Albeit not immediately relevant, cfDNA derived from the placenta and the fetus has been shown to be shorter than the maternal cfDNA, despite of 166 bp being the peaking size [4, 27]. On the other hand, it has been demonstrated that Epstein-Barr viral DNA were processed to 134/144 bp within the plasma cfDNA of nasopharyngeal cancer patients [28], and that human DNA were processed to 134/144 bp within the plasma cfDNA of rat xenograft models [8]. We therefore boldly postulate that the transition from 166 bp dominant phenotype to 134/144 bp dominant phenotype requires the involvement of the host immune system recognizing foreign genetic material. This hypothesis also explains why tumor cfDNA is processed to 134/144 bp within only a small fraction of cancer patients. Careful experimental design to test this hypothesis is highly desirable but beyond the scope of this study.
Conclusions
Overall, this large scale NGS analysis and characterization of cfDNA in solid tumor patients was the first recognition of two distinctive modes of tumor cfDNA shortening. Sequencing reads of cfDNA carrying tumor specific somatic variants exhibited increased fraction of short fragment sizes, but the peak size was still 166 bp, identical to that of the cfDNA collected from healthy donors. Within over 99% of the investigated solid tumor patients, the principal size of the total cfDNA size distribution was 166 bp with slight enrichment of short fragments of less than 150 bp. For 0.62% of the examined 5608 cases, tumor cfDNA displayed a principal size at 134 bp or 144 bp. Tumor cfDNA purity and chromatin inaccessibility were contributing factors toward shorter cfDNA distribution in cancer patients, but could not be established as the determinant for the occurrence of 134/144 bp dominant phenotype. Further studies on the involvement of host immune system in processing 166 bp dominant cfDNA into 134/144 bp dominant cfDNA may provide insights in the etiology of cfDNA shortening.
Methods
Patients and Illumina sequencing
This study was approved by the Ethic Committee of Xiangya Hospital of the Central South University. Written consent regarding the additional use for research purpose was obtained from enrolled patients before sample collection. The tests were performed in a centralized clinical testing center (Nanjing Geneseeq Technology Inc., Nanjing, China) as a laboratory developed test (LDT) in compliance with the relevant Chinese and United State of America regulatory authorities. A sample size of 605 cancer patients and 5 healthy controls were used to study the size distribution of tumor cfDNA. An additional 70 samples were used to study the shortening of tumor cfDNA. Publicly available whole-genome sequencing results of 5 cancer patients and 1 pooled healthy control were used to investigate the effect of chromatin inaccessibility on cfDNA shortening. For targeted sequencing, DNA extraction and library preparation were similar to the published protocol [1]. Briefly, 5–10 mL of peripheral blood sample was centrifuged at 1800 rpm for 10 min to isolate 2–4 mL of plasma. Extraction of cfDNA from plasma was performed using NucleoSpin Plasma XS kit (Macherey Nagel, Bethlehem, PA, USA). Extraction of genomic DNA from whole blood was performed using DNeasy Blood & Tissue Kit (Qiagen, Germantown, MD, USA). Library preparation was performed using KAPA Hyper Prep kit (KAPA Biosystems, Wilmington, MA, USA). Target enrichment was achieved through liquid-phase hybridization-capture-based method. The capture probes were a customized xGEN Lockdown panel synthesized at Integrated DNA Technologies (IDT, Skokie, IL, USA). The sequencing was performed on Illumina (Illumina, San Diego, CA, USA) Hiseq 4000 NGS platform using paired-end 75 bp sequencing.

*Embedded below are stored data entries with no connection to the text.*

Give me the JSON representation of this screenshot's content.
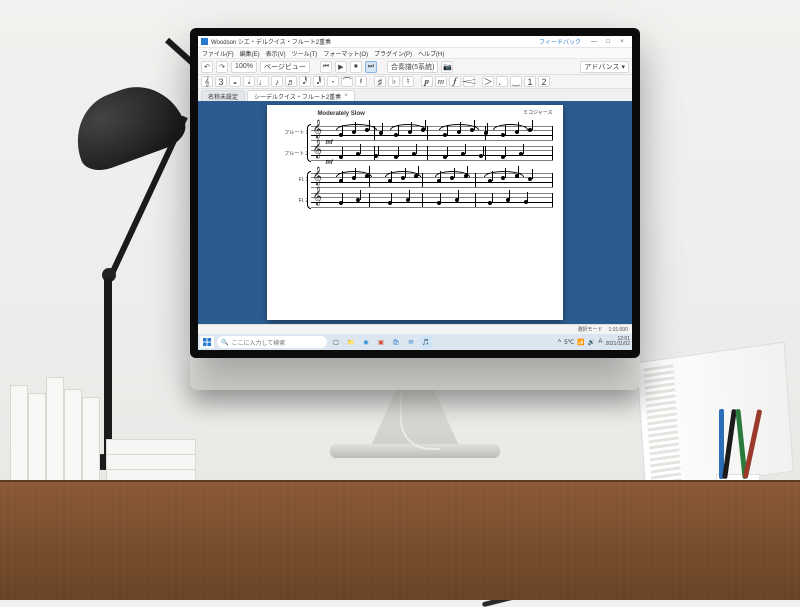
{
  "window": {
    "title": "Woodson シエ・デルクイス・フルート2重奏",
    "min": "—",
    "max": "□",
    "close": "×",
    "feedback": "フィードバック"
  },
  "menubar": [
    "ファイル(F)",
    "編集(E)",
    "表示(V)",
    "ツール(T)",
    "フォーマット(O)",
    "プラグイン(P)",
    "ヘルプ(H)"
  ],
  "toolbar": {
    "undo": "↶",
    "redo": "↷",
    "zoom": "100%",
    "page_label": "ページビュー",
    "rew": "⏮",
    "play": "▶",
    "stop": "⏹",
    "ff": "⏭",
    "score_label": "合奏譜(5系統)",
    "camera": "📷",
    "advance": "アドバンス ▾"
  },
  "notebar": {
    "selector": "𝄞",
    "triplet": "3",
    "durations": [
      "𝅝",
      "𝅗𝅥",
      "♩",
      "♪",
      "♬",
      "𝅘𝅥𝅰",
      "𝅘𝅥𝅱"
    ],
    "dot": "･",
    "tie": "⌒",
    "rest": "𝄽",
    "sharp": "♯",
    "flat": "♭",
    "natural": "♮",
    "dyn": [
      "𝆏",
      "𝆐",
      "𝆑",
      "𝆒"
    ],
    "marks": [
      "＞",
      "．",
      "‿",
      "1",
      "2"
    ]
  },
  "tabs": [
    {
      "label": "名称未設定",
      "active": false
    },
    {
      "label": "シーデルクイス・フルート2重奏",
      "active": true,
      "close": "×"
    }
  ],
  "score": {
    "tempo": "Moderately Slow",
    "composer": "ミコジャース",
    "system1": {
      "parts": [
        "フルート 1",
        "フルート 2"
      ],
      "dynamic": "mf"
    },
    "system2": {
      "parts": [
        "Fl. 1",
        "Fl. 2"
      ]
    }
  },
  "statusbar": {
    "mode": "選択モード",
    "meas": "1:01:000"
  },
  "taskbar": {
    "search_placeholder": "ここに入力して検索",
    "weather": "5℃",
    "time": "12:01",
    "date": "2021/11/02"
  },
  "colors": {
    "workspace": "#2c5c8f",
    "accent": "#2b7bd1"
  }
}
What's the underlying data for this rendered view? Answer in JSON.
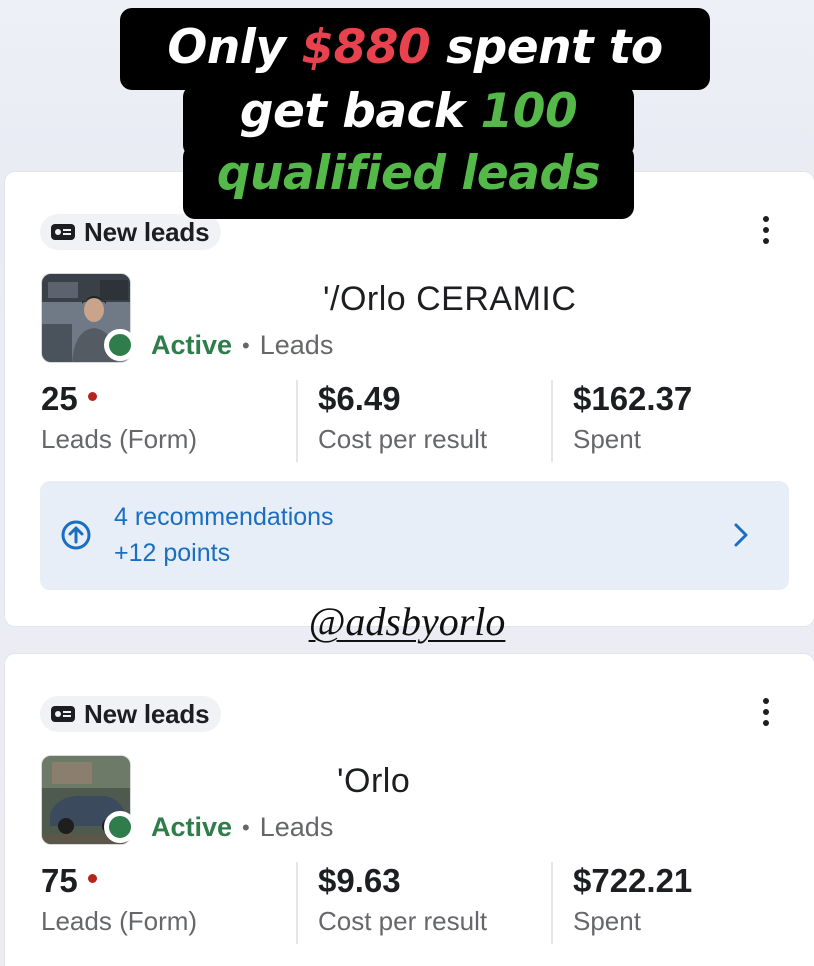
{
  "headline": {
    "line1_pre": "Only",
    "line1_amount": "$880",
    "line1_post": "spent to",
    "line2_pre": "get back",
    "line2_count": "100",
    "line3": "qualified leads",
    "amount_color": "#e8424f",
    "highlight_color": "#55b94a"
  },
  "watermark": "@adsbyorlo",
  "campaigns": [
    {
      "chip_label": "New leads",
      "chip_icon": "id-card-icon",
      "name": "'/Orlo CERAMIC",
      "status": "Active",
      "separator": "•",
      "objective": "Leads",
      "metrics": [
        {
          "value": "25",
          "label": "Leads (Form)",
          "has_dot": true
        },
        {
          "value": "$6.49",
          "label": "Cost per result"
        },
        {
          "value": "$162.37",
          "label": "Spent"
        }
      ],
      "recommendation": {
        "title": "4 recommendations",
        "points": "+12 points"
      }
    },
    {
      "chip_label": "New leads",
      "chip_icon": "id-card-icon",
      "name": "'Orlo",
      "status": "Active",
      "separator": "•",
      "objective": "Leads",
      "metrics": [
        {
          "value": "75",
          "label": "Leads (Form)",
          "has_dot": true
        },
        {
          "value": "$9.63",
          "label": "Cost per result"
        },
        {
          "value": "$722.21",
          "label": "Spent"
        }
      ]
    }
  ],
  "colors": {
    "active_green": "#2e7d4a",
    "link_blue": "#1a6ec2",
    "reco_bg": "#e7eef8",
    "alert_red": "#b3261e"
  }
}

Alignment and somatic SNV calling
Paired-end sequencing data from cancer gene panel or whole-genome sequencing were first processed through Trimmomatics for quality control [29] and then aligned to the reference human genome (hg19) with the Burrows-Wheeler Aligner (bwa-mem) [30]. All the sequenced and aligned results (BAM files) were further processed using Picard (http://broadinstitute.github.io/picard) and the Genome Analysis Toolkit, including duplicate marking, base quality recalibration, and indel realignment prior to mutation detection [31,32,33]. VarScan 2 somatic was applied to call somatic SNVs for gene panel sequencing with minimum variant allelic frequency set at 1% and minimum variant supporting reads set at 5 [34]. In addition, the following criteria were applied to obtain the final mutation list: 1) reads containing > 4 mismatches were removed; 2) variant supporting base pairs within soft-clipped region were disregarded; 3) variant supporting base pairs located at the last 2 bp of a sequencing read were disregarded; 4) variants supported by reads displaying > 90% strand bias were removed; 5) variants were removed if the variant was also detected within the sample’s matching whole blood control and was supported by ≥2 reads if the sequencing depth at the position was between 50X-100X or ≥ 3 reads if the sequencing depth at the position was above 100X. The resulting vcf files were annotated with known mutations from the public database of dbSNP v138 and COSMIC v70 [35,36,37].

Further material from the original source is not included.